Tutto è più rapido e veloce, economico, soprattutto emotivamente, ma rischioso perché di molti contatti non vi è certezza. Certo, oggi non è necessario conoscere realmente 1.000 persone ma basta schiacciare dei tasti sul pc o sullo smartphone per visualizzarne i contatti e avere la percezione che facciano parte del proprio gruppo o cerchia di amicizie.

Anche le espressioni linguistiche sono complesse e dipendono dalla tecnologia, che per molti versi ha migliorato il mondo ma ha reso sterile la comunicazione umana che oggi si fonda sulla scrittura di messaggi WhatsApp o via Twitter o Facebook o, ancora, sul condividere direttamente un’immagine o un breve video su Instagram.

Questi sono mondi, nuove realtà in cui chi “naviga” incontra luoghi, persone, pensieri, immagini e pezzi di vita degli altri. Si crea una visione collettiva della società che toglie respiro al singolo, che spesso sente di doversi proteggere dalle invasioni alla privacy e deve nascondersi ai suoi stessi contatti. Incredibile quanto l’amicizia sia diventata uno scambio di like o di richieste esplicite di gradimento e condivisione di contenuti mentre prima era un sentimento verificabile di persona, per il livello di stima e presenza nella propria vita da parte dell’altro.

 

Restare connessi? Sì, ma con la realtà

Bisogna restare concentrati sul contatto con la realtà. Certo è rischioso sul piano emotivo vivere l’amicizia di qualcuno che frequentiamo quotidianamente e col quale ci confrontiamo, con la possibilità di incomprensioni e mancanze. Molti preferiscono evitare di investire i propri sentimenti in relazioni concrete, con amici reali perché questa è vita. La paura di essere se stessi obbliga a non riconoscere i propri limiti agevolando la creazione di un modello socialmente preferibile di sé, quello che è accettato dagli altri. 

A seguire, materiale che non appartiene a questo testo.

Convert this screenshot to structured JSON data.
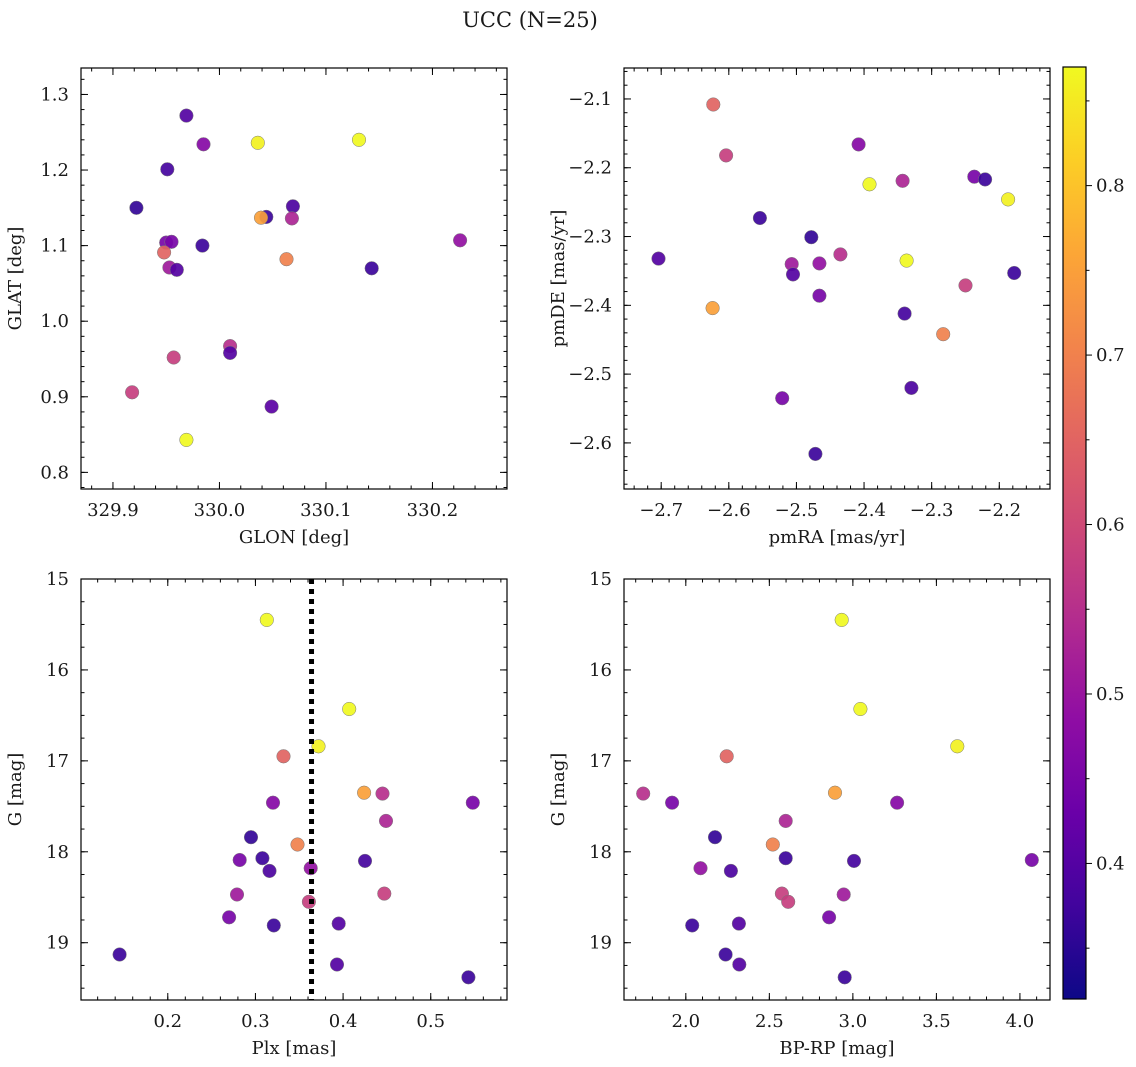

Attenzione, però, a non recitare sempre, anche nelle relazioni che contano nella vostra vita, perché il gioco è bello quando dura poco. La vita è ben altro rispetto a quello che facciamo apparire di noi sui nostri profili. Si può anche giocare per passare il tempo, ma usando sempre la tecnologia corriamo il rischio di non distinguere più chi vorremmo essere da chi siamo realmente. Questo pericolo è concreto soprattutto per i più giovani, che si trovano in via di sviluppo a potenziare una realtà di se stessi che non sentono propria ma che usano per piacere agli altri alimentando complessi di inferiorità, ansie, depressioni e disturbi di personalità. 

Ci sono degli aspetti che vanno controllati dagli adulti che forniscono la tecnologia in regalo ai figli per le feste, i compleanni o le promozioni. Quando un bambino o un adolescente usa la tecnologia sappiate incentivarne la misura. Non lasciate stare i vostri figli davanti a un monitor per troppe ore, sostenete le amicizie reali invitando a casa i compagni di scuola e dello sport, organizzando feste ed uscite. Limitate l’uso di Facebook e degli altri social dai quali, non dimentichiamolo mai, possono nascere bullismo, persecuzioni o comunque comportamenti rischiosi per la salute mentale e fisica dei ragazzi. Ovviamente l’uso moderato può essere piacevole, anche per gli adulti, e permettere reali contatti con persone che magari si ritrovano dopo tanti anni a essere nuovamente nella nostra rubrica. L‘amicizia va vissuta preferibilmente da vicino, con continuità e con chiarezza.

 

DI PERSONA

Venirsi incontro e confrontare le reciproche libertà è diventato un comportamento “rischioso” a causa del tipo di rapporto che si dovrebbe instaurare: ascoltare e capire l’altro, accettare le sue preferenze e valutarle rispetto alle nostre, fidarsi, conoscersi realmente.

 

ON LINE

Un profilo, una richiesta, un like, una condivisione. L’amicizia corre veloce sul web e non ha più bisogno di nascere o confluire in un rapporto reale, nonostante una forte percezione di vicinanza. Falsi profili, cyberbullismo e solitudine sono il rovescio della medaglia.